Fetch from cursor with indexed sorting

From
Andrey Chursin
Date:
Hello

I have CURSOR for query SELECT a FROM table ORDER BY xyz, where table
a is extremely large and xyz is hard-to-evaluate, but indexable
expression(using gist).

As far as I understand, on
SELECT a FROM table ORDER BY xyz LIMIT X
query postgres do not fetch entire index or table, but it uses "next"
operation on index, fetching tuples one-by-one until X tuples are
fetched. This means, that such queries complexity depends on size of
output data, and not depends on size of table and index. Correct me if
this is not true.

In fact, I have more complicated case. I do not know value of X.
I need to create cursor, open it, fetch records one-by-one and
aggregate. Then on some condition I stop fetching and return
aggregated value. In fact in most cases my procedure scans a little
part of table.

But does postgres understand such usage of index and cursors? Will it
really use index and fetch only little amount of data, or will it read
entire table to memory, creating in-memory copy of sorted data?
There are two troubles with it - the table is large and expression in
ORDER BY is complex to evaluate.

--
Regards,
Andrey

Re: Fetch from cursor with indexed sorting

From
Tom Lane
Date:
Andrey Chursin <andll@danasoft.ws> writes:
> I need to create cursor, open it, fetch records one-by-one and
> aggregate.
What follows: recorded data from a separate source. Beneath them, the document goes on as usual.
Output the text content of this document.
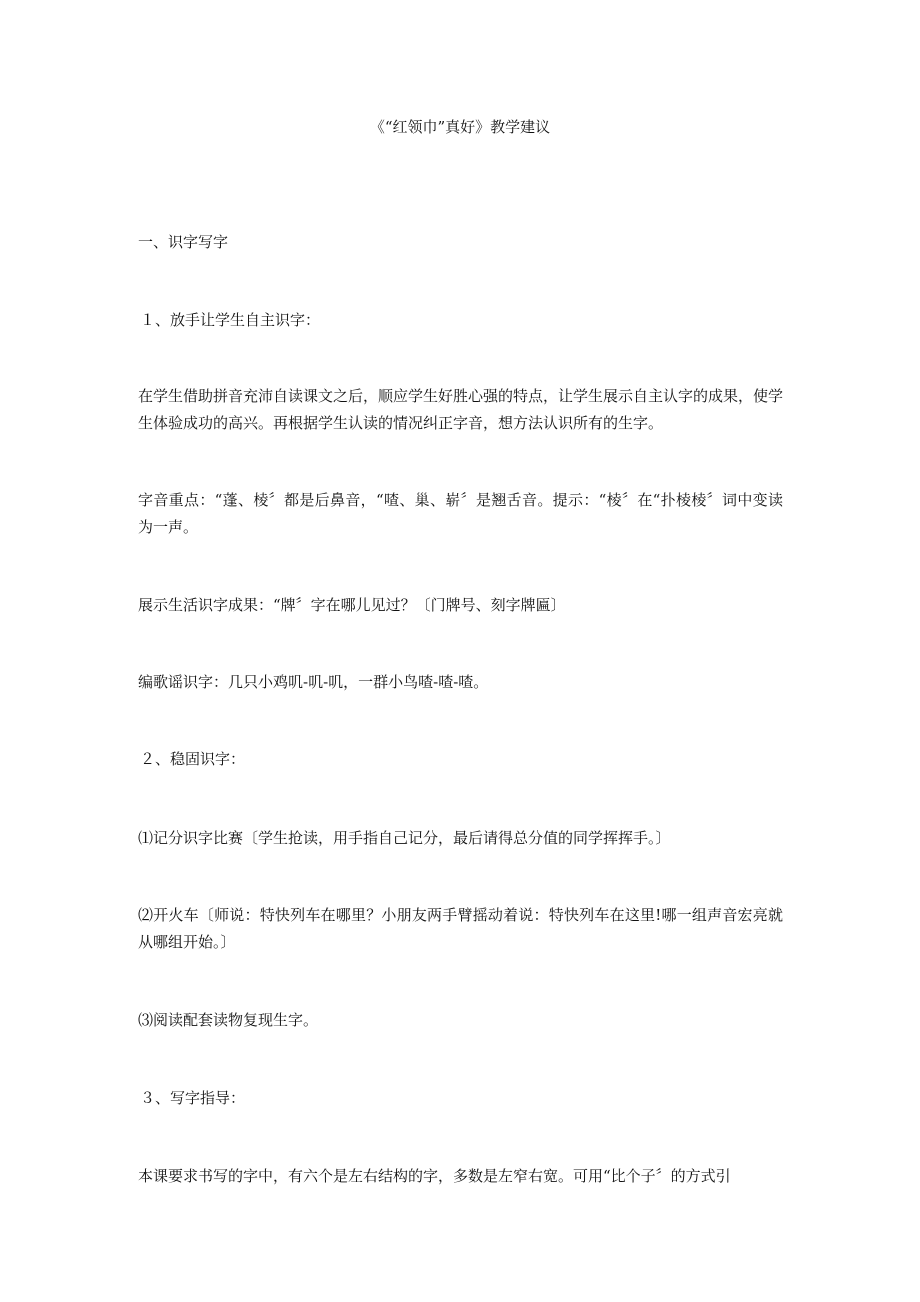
《“红领巾”真好》教学建议
一、识字写字
１、放手让学生自主识字：
在学生借助拼音充沛自读课文之后，顺应学生好胜心强的特点，让学生展示自主认字的成果，使学生体验成功的高兴。再根据学生认读的情况纠正字音，想方法认识所有的生字。
字音重点：“蓬、棱〞都是后鼻音，“喳、巢、崭〞是翘舌音。提示：“棱〞在“扑棱棱〞词中变读为一声。
展示生活识字成果：“牌〞字在哪儿见过？〔门牌号、刻字牌匾〕
编歌谣识字：几只小鸡叽-叽-叽，一群小鸟喳-喳-喳。
２、稳固识字：
⑴记分识字比赛〔学生抢读，用手指自己记分，最后请得总分值的同学挥挥手。〕
⑵开火车〔师说：特快列车在哪里？小朋友两手臂摇动着说：特快列车在这里!哪一组声音宏亮就从哪组开始。〕
⑶阅读配套读物复现生字。
３、写字指导：
本课要求书写的字中，有六个是左右结构的字，多数是左窄右宽。可用“比个子〞的方式引
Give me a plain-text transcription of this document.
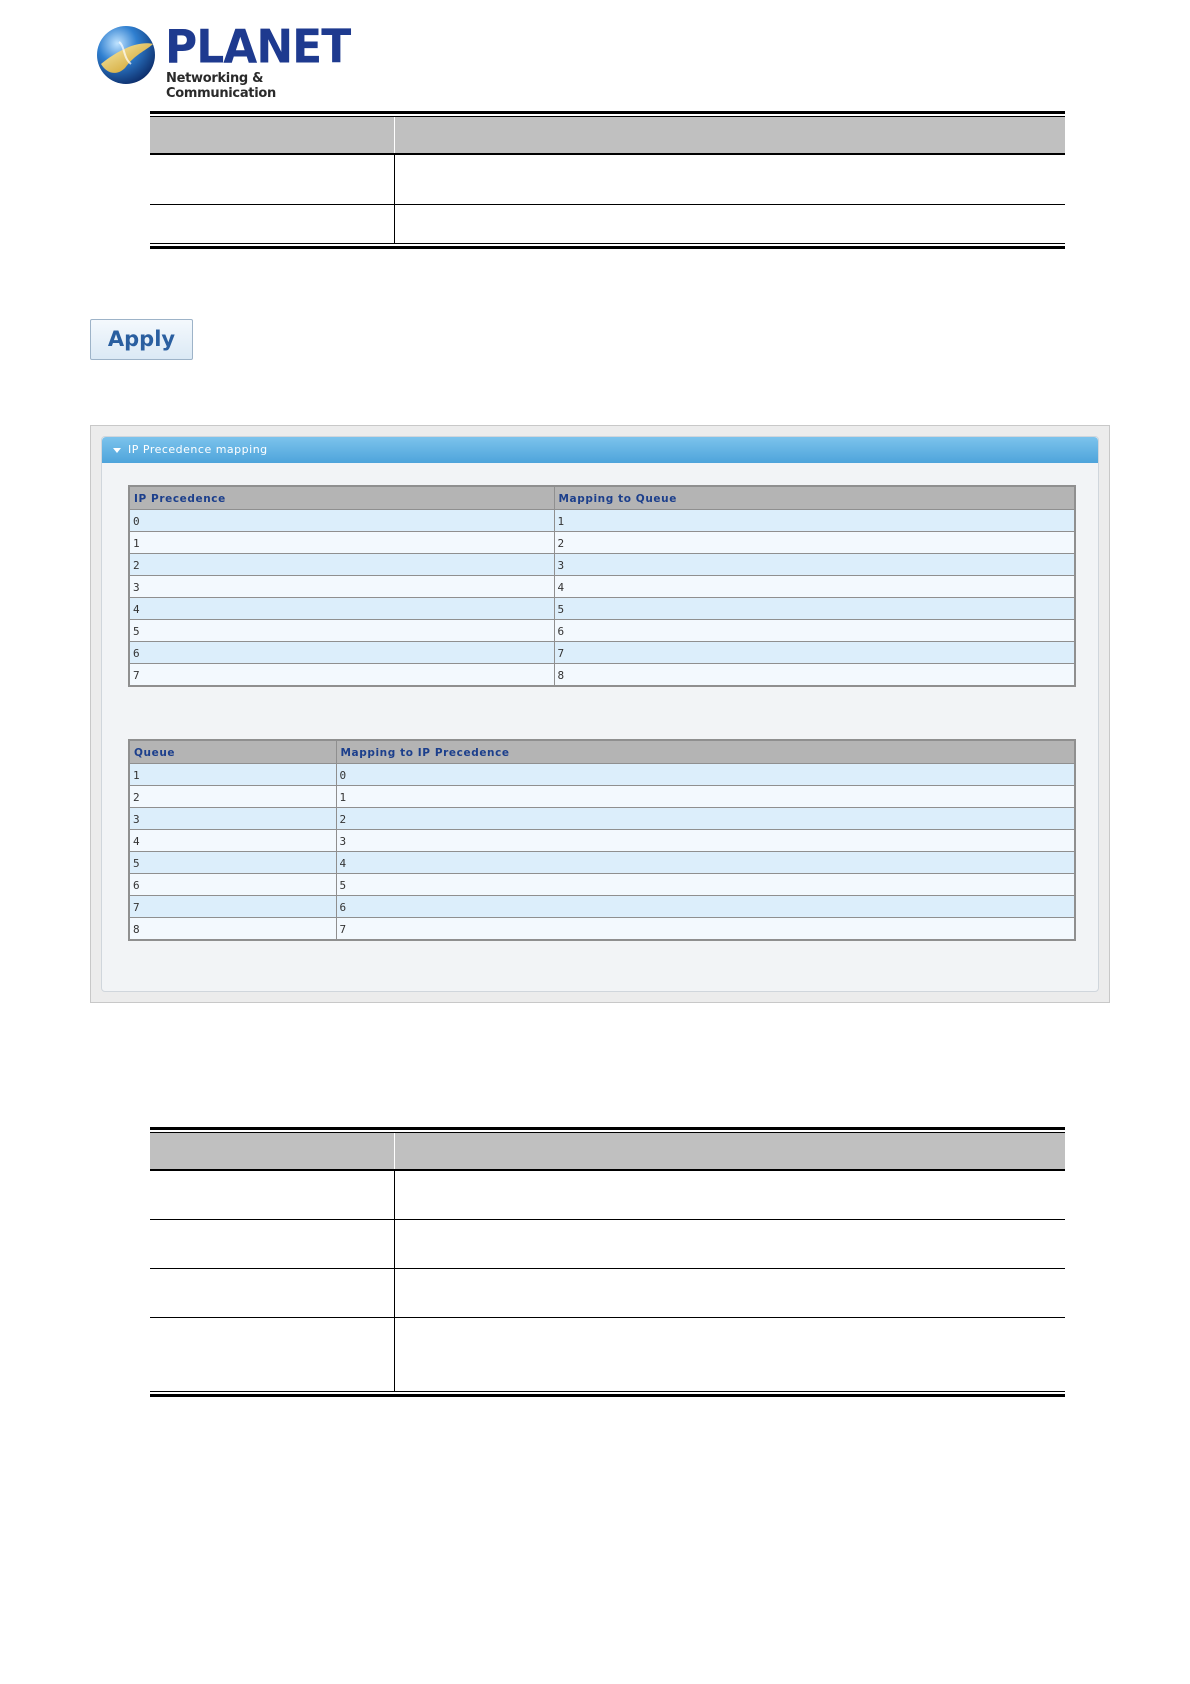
PLANET
Networking & Communication
Apply
IP Precedence mapping
IP Precedence	Mapping to Queue
0	1
1	2
2	3
3	4
4	5
5	6
6	7
7	8
Queue	Mapping to IP Precedence
1	0
2	1
3	2
4	3
5	4
6	5
7	6
8	7
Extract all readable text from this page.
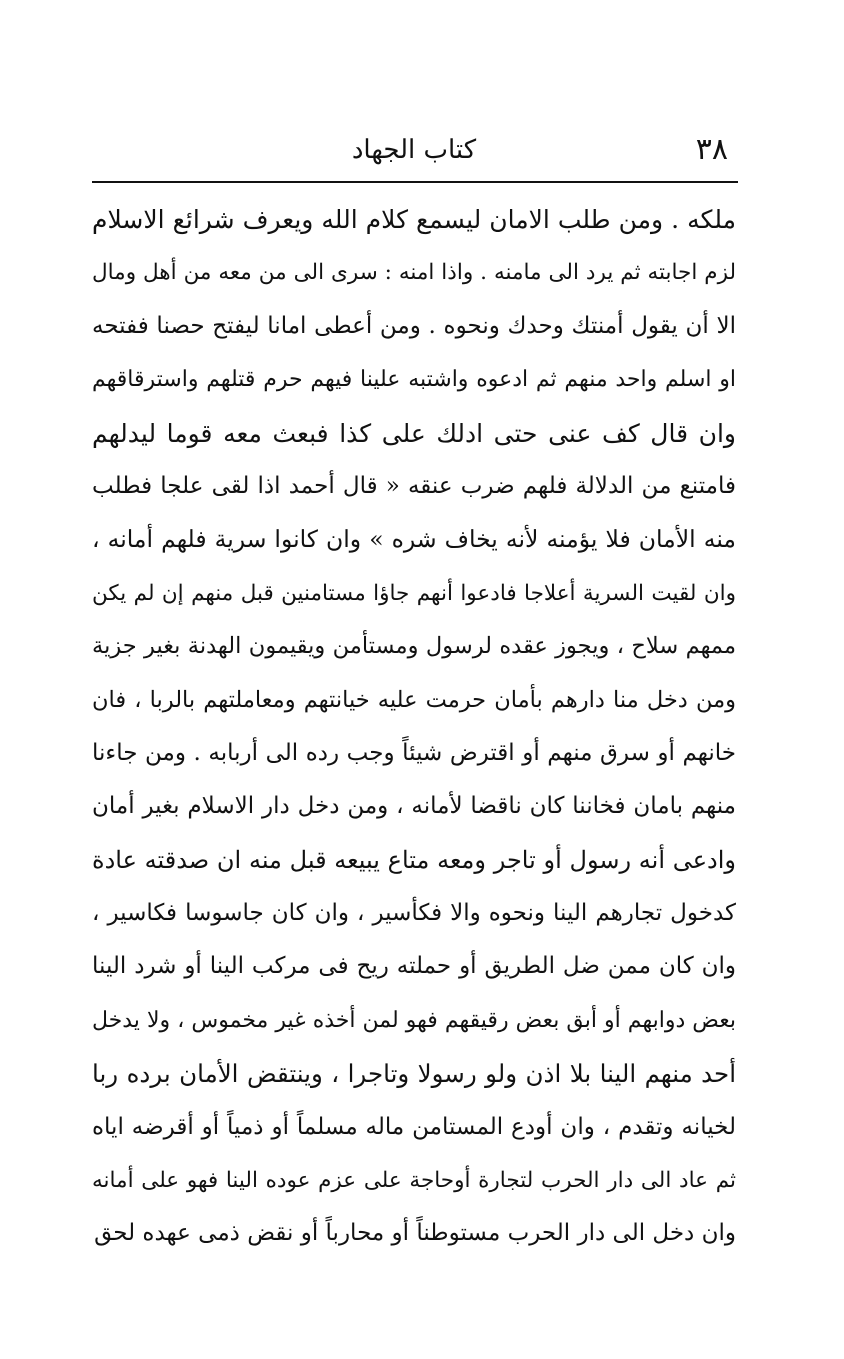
٣٨
كتاب الجهاد
ملكه . ومن طلب الامان ليسمع كلام الله ويعرف شرائع الاسلام
لزم اجابته ثم يرد الى مامنه . واذا امنه : سرى الى من معه من أهل ومال
الا أن يقول أمنتك وحدك ونحوه . ومن أعطى امانا ليفتح حصنا ففتحه
او اسلم واحد منهم ثم ادعوه واشتبه علينا فيهم حرم قتلهم واسترقاقهم
وان قال كف عنى حتى ادلك على كذا فبعث معه قوما ليدلهم
فامتنع من الدلالة فلهم ضرب عنقه « قال أحمد اذا لقى علجا فطلب
منه الأمان فلا يؤمنه لأنه يخاف شره » وان كانوا سرية فلهم أمانه ،
وان لقيت السرية أعلاجا فادعوا أنهم جاؤا مستامنين قبل منهم إن لم يكن
ممهم سلاح ، ويجوز عقده لرسول ومستأمن ويقيمون الهدنة بغير جزية
ومن دخل منا دارهم بأمان حرمت عليه خيانتهم ومعاملتهم بالربا ، فان
خانهم أو سرق منهم أو اقترض شيئاً وجب رده الى أربابه . ومن جاءنا
منهم بامان فخاننا كان ناقضا لأمانه ، ومن دخل دار الاسلام بغير أمان
وادعى أنه رسول أو تاجر ومعه متاع يبيعه قبل منه ان صدقته عادة
كدخول تجارهم الينا ونحوه والا فكأسير ، وان كان جاسوسا فكاسير ،
وان كان ممن ضل الطريق أو حملته ريح فى مركب الينا أو شرد الينا
بعض دوابهم أو أبق بعض رقيقهم فهو لمن أخذه غير مخموس ، ولا يدخل
أحد منهم الينا بلا اذن ولو رسولا وتاجرا ، وينتقض الأمان برده ربا
لخيانه وتقدم ، وان أودع المستامن ماله مسلماً أو ذمياً أو أقرضه اياه
ثم عاد الى دار الحرب لتجارة أوحاجة على عزم عوده الينا فهو على أمانه
وان دخل الى دار الحرب مستوطناً أو محارباً أو نقض ذمى عهده لحق
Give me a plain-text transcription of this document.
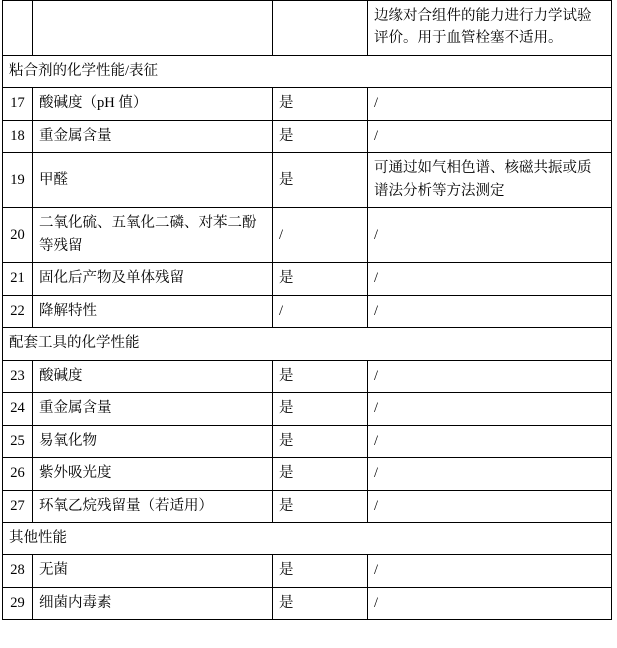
			边缘对合组件的能力进行力学试验评价。用于血管栓塞不适用。
粘合剂的化学性能/表征			
17	酸碱度（pH 值）	是	/
18	重金属含量	是	/
19	甲醛	是	可通过如气相色谱、核磁共振或质谱法分析等方法测定
20	二氧化硫、五氧化二磷、对苯二酚等残留	/	/
21	固化后产物及单体残留	是	/
22	降解特性	/	/
配套工具的化学性能			
23	酸碱度	是	/
24	重金属含量	是	/
25	易氧化物	是	/
26	紫外吸光度	是	/
27	环氧乙烷残留量（若适用）	是	/
其他性能			
28	无菌	是	/
29	细菌内毒素	是	/
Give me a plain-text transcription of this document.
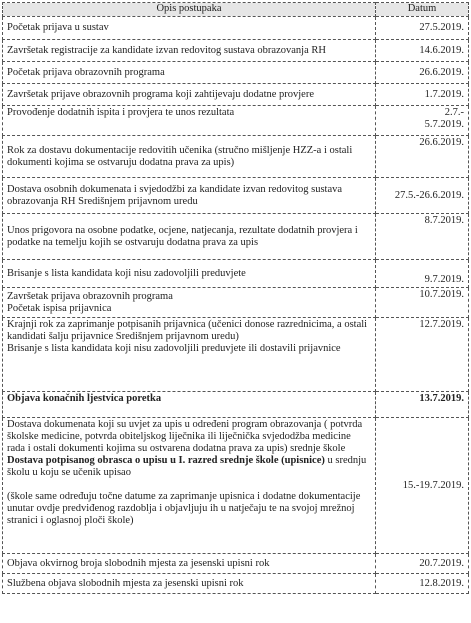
Opis postupaka	Datum
Početak prijava u sustav	27.5.2019.
Završetak registracije za kandidate izvan redovitog sustava obrazovanja RH	14.6.2019.
Početak prijava obrazovnih programa	26.6.2019.
Završetak prijave obrazovnih programa koji zahtijevaju dodatne provjere	1.7.2019.
Provođenje dodatnih ispita i provjera te unos rezultata	2.7.-
5.7.2019.

Rok za dostavu dokumentacije redovitih učenika (stručno mišljenje HZZ-a i ostali dokumenti kojima se ostvaruju dodatna prava za upis)	26.6.2019.
Dostava osobnih dokumenata i svjedodžbi za kandidate izvan redovitog sustava obrazovanja RH Središnjem prijavnom uredu	27.5.-26.6.2019.
Unos prigovora na osobne podatke, ocjene, natjecanja, rezultate dodatnih provjera i podatke na temelju kojih se ostvaruju dodatna prava za upis	8.7.2019.
Brisanje s lista kandidata koji nisu zadovoljili preduvjete	9.7.2019.

Završetak prijava obrazovnih programa
Početak ispisa prijavnica	10.7.2019.

Krajnji rok za zaprimanje potpisanih prijavnica (učenici donose razrednicima, a ostali kandidati šalju prijavnice Središnjem prijavnom uredu)
Brisanje s lista kandidata koji nisu zadovoljili preduvjete ili dostavili prijavnice	12.7.2019.
Objava konačnih ljestvica poretka	13.7.2019.
Dostava dokumenata koji su uvjet za upis u određeni program obrazovanja ( potvrda školske medicine, potvrda obiteljskog liječnika ili liječnička svjedodžba medicine rada i ostali dokumenti kojima su ostvarena dodatna prava za upis) srednje škole
Dostava potpisanog obrasca o upisu u I. razred srednje škole (upisnice) u srednju školu u koju se učenik upisao
(škole same određuju točne datume za zaprimanje upisnica i dodatne dokumentacije unutar ovdje predviđenog razdoblja i objavljuju ih u natječaju te na svojoj mrežnoj stranici i oglasnoj ploči škole)	15.-19.7.2019.
Objava okvirnog broja slobodnih mjesta za jesenski upisni rok	20.7.2019.
Službena objava slobodnih mjesta za jesenski upisni rok	12.8.2019.
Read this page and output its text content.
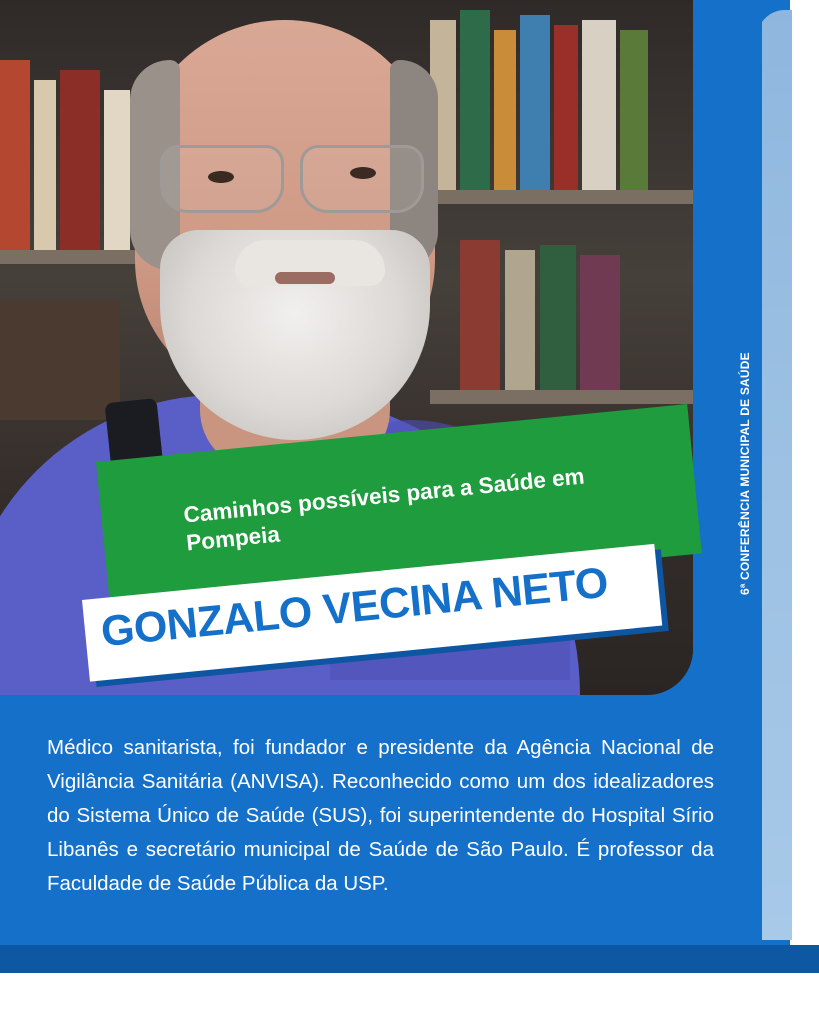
Caminhos possíveis para a Saúde em Pompeia
GONZALO VECINA NETO
6ª CONFERÊNCIA MUNICIPAL DE SAÚDE
Médico sanitarista, foi fundador e presidente da Agência Nacional de Vigilância Sanitária (ANVISA). Reconhecido como um dos idealizadores do Sistema Único de Saúde (SUS), foi superintendente do Hospital Sírio Libanês e secretário municipal de Saúde de São Paulo. É professor da Faculdade de Saúde Pública da USP.
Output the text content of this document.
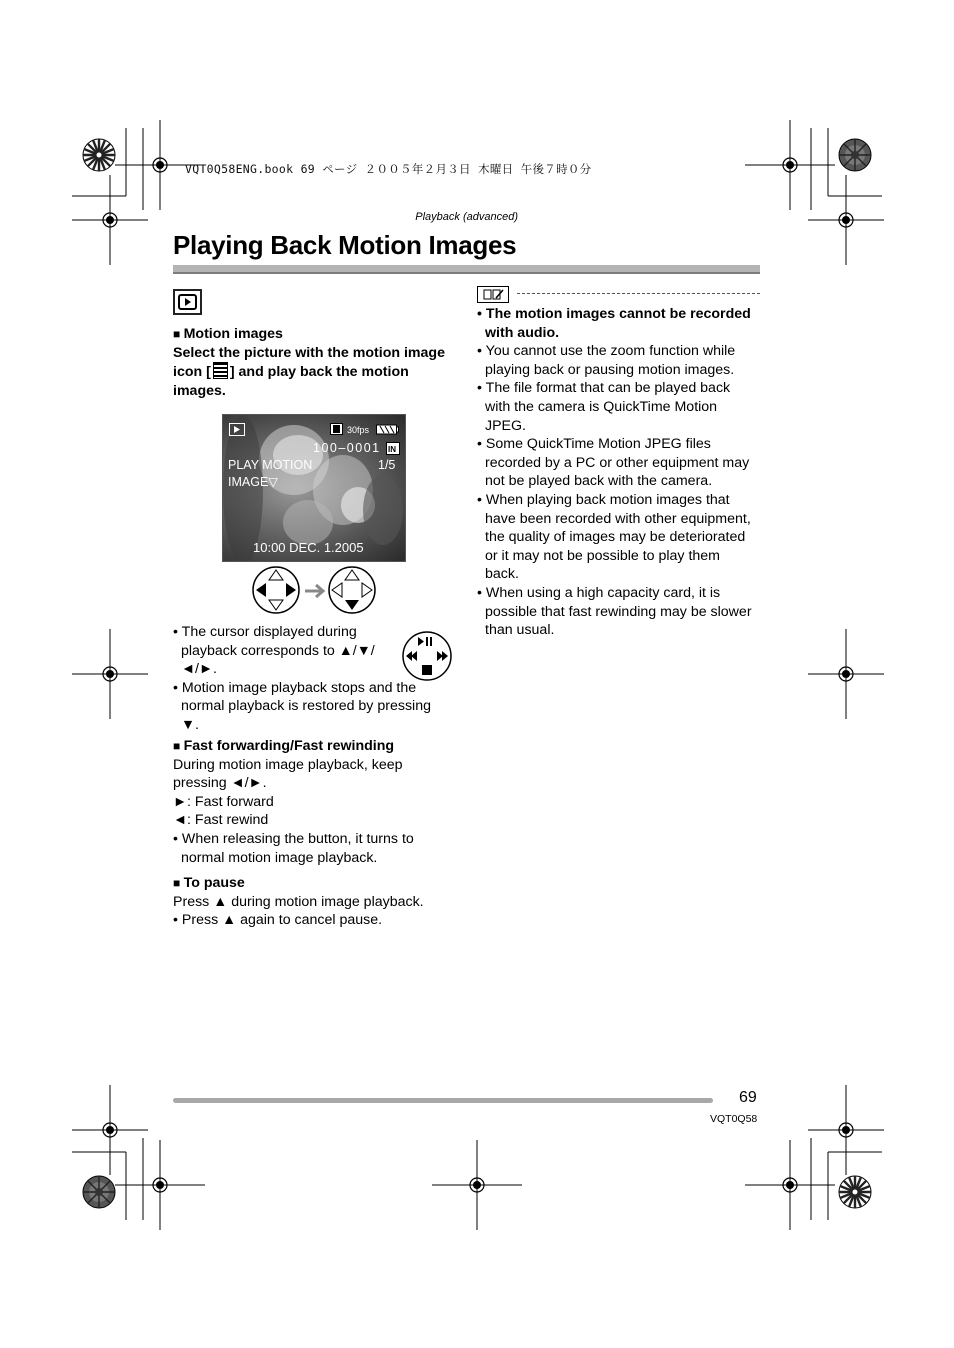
VQT0Q58ENG.book 69 ページ ２００５年２月３日 木曜日 午後７時０分
Playback (advanced)
Playing Back Motion Images

■ Motion images

Select the picture with the motion image

icon [ ] and play back the motion

images.

30fps
100–0001 IN
PLAY MOTION
IMAGE▽
1/5
10:00 DEC. 1.2005

• The cursor displayed during

playback corresponds to ▲/▼/

◄/►.

• Motion image playback stops and the

normal playback is restored by pressing

▼.

■ Fast forwarding/Fast rewinding

During motion image playback, keep

pressing ◄/►.

►: Fast forward

◄: Fast rewind

• When releasing the button, it turns to

normal motion image playback.

■ To pause

Press ▲ during motion image playback.

• Press ▲ again to cancel pause.

• The motion images cannot be recorded

with audio.

• You cannot use the zoom function while

playing back or pausing motion images.

• The file format that can be played back

with the camera is QuickTime Motion

JPEG.

• Some QuickTime Motion JPEG files

recorded by a PC or other equipment may

not be played back with the camera.

• When playing back motion images that

have been recorded with other equipment,

the quality of images may be deteriorated

or it may not be possible to play them

back.

• When using a high capacity card, it is

possible that fast rewinding may be slower

than usual.

69
VQT0Q58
Then on some condition I stop fetching and return
> aggregated value. In fact in most cases my procedure scans a little
> part of table.

> But does postgres understand such usage of index and cursors?

Not unless you tell it.  You may need to reduce the value of
cursor_tuple_fraction to inform the planner that you're only expecting
to fetch a small part of the cursor's theoretical output.